We continue our look at the Perpetual Virginity of Mary and its significance from MARY, MOTHER OF THE SON.
John sees Mary as a sign and icon of the Church, just as the early Fathers did. All of them thought her virginity, like Christ’s, was significant. For Mary is the model disciple whose sacrificial offering of virginity responds to Christ’s sacrificial offering, just as the disciple’s offering of the body as a “living sacrifice, holy and acceptable to God” is the fitting response of worship to the Lord (Rom. 12:1). More than anybody, Mary models the self-donating love of the disciple in imitation of Christ. For her face is, as Dante said, “the face that is most like the face of Christ’s.”[1]
That’s more than poetry. For Jesus, we must remember, took his humanity from her. At the very level of physical appearance, it is quite likely that they strongly resembled one another. But even more profoundly, she was the disciple who spent more time in the direct presence of Jesus, loving and learning from God Incarnate more than anyone else who ever lived. And she didn’t begin her discipleship by crying, “Depart from me, for I am a sinner” (Luke 5:8), nor with the necessity of being knocked to the ground and blinded to get her attention (cf. Acts 9), but with immediate, complete, and loving submission to the will of God (Luke 1:38). In every other case, the overture of grace is received imperfectly. But in one case—Mary’s—it received a perfect welcome on behalf of the whole Church—enabled (like all sacrificial gifts) by the power of God’s grace. Mary was the disciple who loved Jesus more deeply and lived with him more closely than anyone, and the living sacrificial offering she made of her body was like nobody else’s. For Jesus himself was the living sacrifice of her body and the very fruit of her womb. When the lance pierced his heart, it pierced hers, too (cf., Luke 2:34–35). No other disciple of Jesus has ever offered more to God than she offered.
“But,” says the Evangelical doubter, “mere physical relationship doesn’t save! Remember when the woman in the crowd raised her voice and said to him, ‘Blessed is the womb that bore you, and the breasts that you sucked!’ Jesus replied, ‘Blessed rather are those who hear the word of God and keep it!’” (Luke 11:27–28).

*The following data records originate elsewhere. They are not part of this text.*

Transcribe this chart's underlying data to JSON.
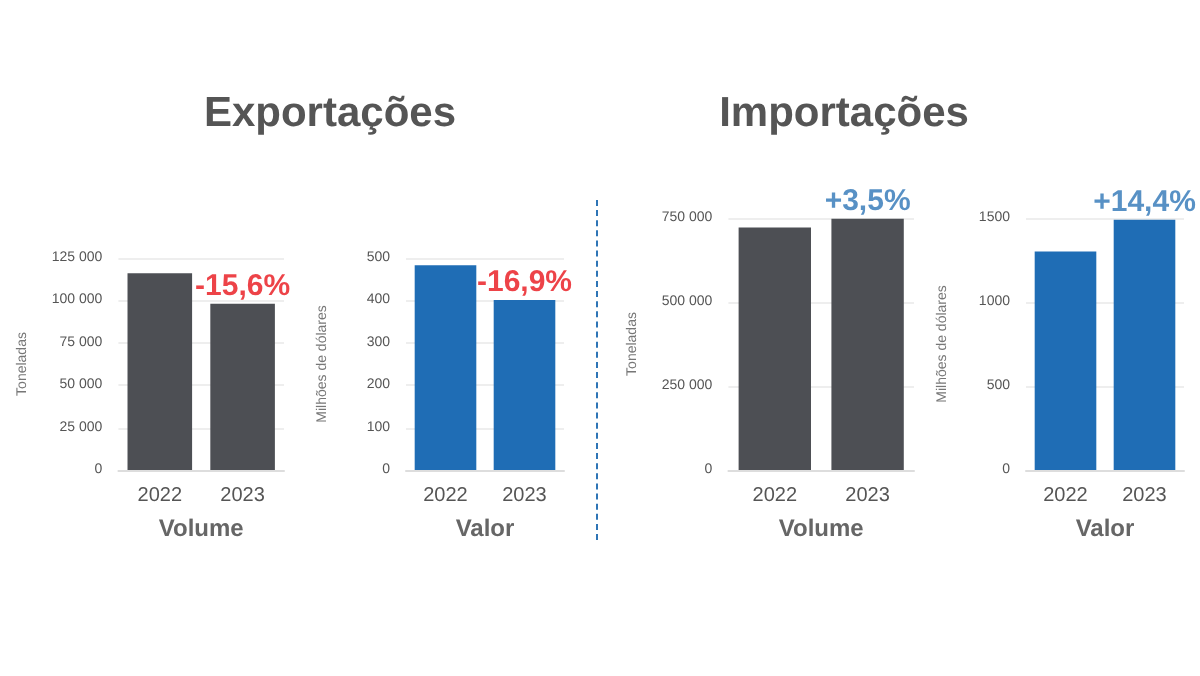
{
  "chart_data": [
    {
      "type": "bar",
      "title": "Exportações",
      "categories": [
        "2022",
        "2023"
      ],
      "values": [
        116000,
        98000
      ],
      "color": "#4d4f54",
      "xlabel": "Volume",
      "ylabel": "Toneladas",
      "ylim": [
        0,
        125000
      ],
      "yticks": [
        0,
        25000,
        50000,
        75000,
        100000,
        125000
      ],
      "grid": "y",
      "annotations": [
        {
          "text": "-15,6%",
          "x": "2023",
          "y": 98000
        }
      ]
    },
    {
      "type": "bar",
      "categories": [
        "2022",
        "2023"
      ],
      "values": [
        483,
        401
      ],
      "color": "#1f6db5",
      "xlabel": "Valor",
      "ylabel": "Milhões de dólares",
      "ylim": [
        0,
        500
      ],
      "yticks": [
        0,
        100,
        200,
        300,
        400,
        500
      ],
      "grid": "y",
      "annotations": [
        {
          "text": "-16,9%",
          "x": "2023",
          "y": 401
        }
      ]
    },
    {
      "type": "bar",
      "title": "Importações",
      "categories": [
        "2022",
        "2023"
      ],
      "values": [
        722000,
        748000
      ],
      "color": "#4d4f54",
      "xlabel": "Volume",
      "ylabel": "Toneladas",
      "ylim": [
        0,
        750000
      ],
      "yticks": [
        0,
        250000,
        500000,
        750000
      ],
      "grid": "y",
      "annotations": [
        {
          "text": "+3,5%",
          "x": "2023",
          "y": 748000
        }
      ]
    },
    {
      "type": "bar",
      "categories": [
        "2022",
        "2023"
      ],
      "values": [
        1300,
        1490
      ],
      "color": "#1f6db5",
      "xlabel": "Valor",
      "ylabel": "Milhões de dólares",
      "ylim": [
        0,
        1500
      ],
      "yticks": [
        0,
        500,
        1000,
        1500
      ],
      "grid": "y",
      "annotations": [
        {
          "text": "+14,4%",
          "x": "2023",
          "y": 1490
        }
      ]
    }
  ]
}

All true. Which is why virginity matters as a sign, not of deprivation and sexlessness, but of faith. For
Mary is a virgin because her virginity is the sign of her faith “unadulterated by any doubt,” and of her undivided gift of herself to God’s will. It is her faith that enables her to become the mother of the Savior: “Mary is more blessed because she embraces faith in Christ than because she conceives the flesh of Christ” (Catechism of the Catholic Church, n. 506).
Mary was not blessed because she gave birth. She gave birth because she was blessed: blessed to be chosen by God and more blessed still to have the pure faith to respond with an unreserved “yes” to God’s call—a pure faith she never lost or tainted, all the way through the bitterness of Golgotha. It’s not just her face, but her love for God, that most resembles Christ’s.